Suas vivências na África o marcaram profundamente, como revela o documentário Sal da Terra, dirigido pelo alemão Win Wenders, um fã declarado de Salgado, e por seu filho Juliano Ribeiro Salgado. Narrador do filme, Wenders inicia sua fala dizendo que Sebastião é um homem que realmente “se importa com o ser humano”. Sem sensacionalismo ou pitadas dramáticas desnecessárias, o filme mostra a valentia de Salgado em permanecer em zonas de conflito e acampamentos de refugiados onde a morte era tão presente quanto o ar que respiramos. Epidemias de cólera e de violência massacraram povos inteiros e o fotógrafo esteve ali para mostrar ao mundo a tragédia do Sahel.



Agora que vivenciamos a maior crise humanitária de todos os tempos, com 60 milhões de refugiados em todo o mundo, segundo a ONU, fica revelado ainda mais o caráter sensível e visionário do seu trabalho. Todos os fluxos migratórios decorrentes de guerras, fanatismo religioso, falta de água e perseguições políticas de toda a sorte foram mostradas por Salgado, tanto no sofrido continente africano, como no rico europeu, com a guerra na ex-Iugoslávia. Somente alguém abnegado, que se entrega de corpo e alma ao seu trabalho, pode conquistar tamanha profundidade e beleza. Uma beleza que encontra o simples e que dali não tem mais para onde ir, pois tudo foi atingido.

Seus livros relatam o mundo que vivemos hoje. Seu último trabalho, Gênesis, traz um sopro de esperança ao mostrar paisagens ainda intocadas, onde a natureza, o ser humano e os animais vivem como nos dias da criação. Aliás, com as imagens de Gênesis voltamos a respirar na projeção (do filme e da vida) e ter esperança depois de tantas imagens impactantes de morte e injustiça. E para Salgado foi um novo mundo a explorar, menos focado nas expressões humanas, e mais voltado para a beleza dos animais e das paisagens naturais.

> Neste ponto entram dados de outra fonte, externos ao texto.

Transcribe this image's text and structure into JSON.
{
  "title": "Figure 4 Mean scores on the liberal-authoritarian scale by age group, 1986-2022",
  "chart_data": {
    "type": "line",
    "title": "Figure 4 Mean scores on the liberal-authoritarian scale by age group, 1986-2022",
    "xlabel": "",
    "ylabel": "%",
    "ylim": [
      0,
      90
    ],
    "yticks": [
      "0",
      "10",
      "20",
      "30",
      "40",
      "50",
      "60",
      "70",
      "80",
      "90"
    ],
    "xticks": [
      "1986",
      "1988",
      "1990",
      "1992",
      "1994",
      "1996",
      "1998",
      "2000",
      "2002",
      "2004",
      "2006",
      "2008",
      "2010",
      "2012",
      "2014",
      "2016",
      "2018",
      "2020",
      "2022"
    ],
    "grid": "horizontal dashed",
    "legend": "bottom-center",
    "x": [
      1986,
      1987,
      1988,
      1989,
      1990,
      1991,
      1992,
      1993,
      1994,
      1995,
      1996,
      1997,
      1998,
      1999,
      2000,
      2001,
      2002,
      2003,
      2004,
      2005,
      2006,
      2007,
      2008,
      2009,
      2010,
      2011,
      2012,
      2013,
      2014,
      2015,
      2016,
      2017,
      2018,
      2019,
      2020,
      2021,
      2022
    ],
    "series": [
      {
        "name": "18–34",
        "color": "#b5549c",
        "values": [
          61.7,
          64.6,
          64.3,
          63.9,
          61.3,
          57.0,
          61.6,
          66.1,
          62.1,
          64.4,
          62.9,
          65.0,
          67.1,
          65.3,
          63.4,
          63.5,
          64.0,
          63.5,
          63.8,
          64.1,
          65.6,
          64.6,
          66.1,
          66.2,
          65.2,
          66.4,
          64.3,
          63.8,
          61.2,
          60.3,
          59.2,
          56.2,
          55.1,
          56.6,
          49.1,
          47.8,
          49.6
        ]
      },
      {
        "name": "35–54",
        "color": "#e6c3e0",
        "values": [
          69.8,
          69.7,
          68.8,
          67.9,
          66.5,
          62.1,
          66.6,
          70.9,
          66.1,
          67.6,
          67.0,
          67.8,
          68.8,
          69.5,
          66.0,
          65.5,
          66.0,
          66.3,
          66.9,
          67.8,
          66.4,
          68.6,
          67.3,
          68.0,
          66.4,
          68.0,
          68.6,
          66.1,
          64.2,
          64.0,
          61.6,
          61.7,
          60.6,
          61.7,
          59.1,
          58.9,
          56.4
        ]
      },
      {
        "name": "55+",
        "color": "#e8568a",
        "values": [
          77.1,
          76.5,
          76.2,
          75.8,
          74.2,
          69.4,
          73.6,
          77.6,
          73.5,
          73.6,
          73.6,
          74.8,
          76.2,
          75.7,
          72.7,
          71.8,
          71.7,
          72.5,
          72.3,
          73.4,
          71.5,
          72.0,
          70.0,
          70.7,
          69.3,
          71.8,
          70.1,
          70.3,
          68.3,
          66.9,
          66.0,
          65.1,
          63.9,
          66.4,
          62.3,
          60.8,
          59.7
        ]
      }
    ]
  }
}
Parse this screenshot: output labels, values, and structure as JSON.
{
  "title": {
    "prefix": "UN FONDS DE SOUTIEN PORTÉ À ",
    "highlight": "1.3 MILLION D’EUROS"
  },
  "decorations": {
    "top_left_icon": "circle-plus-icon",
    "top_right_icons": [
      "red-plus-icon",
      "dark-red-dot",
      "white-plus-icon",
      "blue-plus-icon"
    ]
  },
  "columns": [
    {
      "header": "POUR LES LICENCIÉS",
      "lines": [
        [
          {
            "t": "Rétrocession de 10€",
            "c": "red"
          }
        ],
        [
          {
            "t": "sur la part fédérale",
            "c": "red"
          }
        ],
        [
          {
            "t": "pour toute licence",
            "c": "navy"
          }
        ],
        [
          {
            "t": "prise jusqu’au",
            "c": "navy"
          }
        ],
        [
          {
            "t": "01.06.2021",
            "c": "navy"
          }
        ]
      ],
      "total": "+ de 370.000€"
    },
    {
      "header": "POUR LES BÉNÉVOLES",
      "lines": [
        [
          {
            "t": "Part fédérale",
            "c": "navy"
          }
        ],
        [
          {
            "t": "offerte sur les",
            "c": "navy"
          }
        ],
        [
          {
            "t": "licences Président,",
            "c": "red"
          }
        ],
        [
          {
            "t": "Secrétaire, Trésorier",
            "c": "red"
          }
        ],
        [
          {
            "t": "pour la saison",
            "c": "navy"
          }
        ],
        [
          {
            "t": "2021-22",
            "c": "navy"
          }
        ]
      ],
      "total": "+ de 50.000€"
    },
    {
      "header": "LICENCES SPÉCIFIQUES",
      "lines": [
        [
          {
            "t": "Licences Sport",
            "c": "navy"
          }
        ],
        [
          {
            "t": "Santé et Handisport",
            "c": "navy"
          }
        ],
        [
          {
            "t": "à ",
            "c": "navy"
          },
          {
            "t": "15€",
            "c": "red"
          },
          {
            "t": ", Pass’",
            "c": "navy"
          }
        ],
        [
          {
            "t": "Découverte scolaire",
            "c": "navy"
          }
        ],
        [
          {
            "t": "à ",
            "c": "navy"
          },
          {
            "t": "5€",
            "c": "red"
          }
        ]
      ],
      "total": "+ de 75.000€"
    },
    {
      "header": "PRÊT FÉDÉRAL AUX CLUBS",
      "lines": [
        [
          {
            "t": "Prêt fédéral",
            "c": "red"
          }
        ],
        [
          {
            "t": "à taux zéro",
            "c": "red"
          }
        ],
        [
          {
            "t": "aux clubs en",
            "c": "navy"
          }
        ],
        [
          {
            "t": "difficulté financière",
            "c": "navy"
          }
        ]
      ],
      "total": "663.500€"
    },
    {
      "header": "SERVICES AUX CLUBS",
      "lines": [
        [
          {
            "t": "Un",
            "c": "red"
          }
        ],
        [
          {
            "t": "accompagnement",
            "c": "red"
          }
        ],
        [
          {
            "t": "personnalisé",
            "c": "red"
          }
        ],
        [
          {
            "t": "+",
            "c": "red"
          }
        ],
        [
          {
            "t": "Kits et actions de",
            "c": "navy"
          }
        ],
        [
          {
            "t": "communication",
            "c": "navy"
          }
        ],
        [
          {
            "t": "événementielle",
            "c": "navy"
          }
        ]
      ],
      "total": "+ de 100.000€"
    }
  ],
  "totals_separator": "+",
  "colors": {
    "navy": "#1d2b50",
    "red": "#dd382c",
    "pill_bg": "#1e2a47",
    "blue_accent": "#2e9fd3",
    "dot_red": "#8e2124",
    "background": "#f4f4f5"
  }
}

Depois do que viu e viveu no Sahel, na África, Sebastião Salgado se retirou. Seu trabalho havia atingido o ponto máximo. E toda crueldade e barbárie que presenciou e fotografou o deixou abatido e triste. Após esse tempo de recolhimento, veio a ideia de replantar toda a área da fazenda de sua família, onde cresceu na cidade de Aimorés, em Minas Gerais. Seca e árida por muitos anos devido à criação de gado, a fazenda de 709 hectares abriga hoje um dos maiores projetos ambientais privados do Brasil, o Instituto Terra.

A lição do fotógrafo que tornou-se ambientalista é de que onde há floresta, há água. E assim o Instituto investe no plantio de mudas e no viveiro de espécies de Mata Atlântica, contabilizando 4 milhões de mudas cultivadas. Ao lado de sua mulher e parceira de trabalho, Lélia Wanick Salgado, Sebastião vem trabalhando para recuperar a região do Vale do Rio Doce, entre os estados de Minas e Espírito Santo, trazendo o Rio Doce e as florestas de volta à vida .



Win Wenders e Juliano captam poeticamente o espírito de Salgado, mostrando a interação do fotógrafo com as árvores que passou a cultivar e amar. O documentário é um retrato do artista, do fotógrafo e sobretudo do homem corajoso, capaz de mergulhos e mudanças profundas. A todos nós humanos, é inspirador o seu trabalho e seu exemplo de vida. E em especial para nós brasileiros, um motivo verdadeiro de orgulho. Vida longa ao Instituto Terra e que muitos outros “Terras” brotem nesse Brasil de águas e florestas.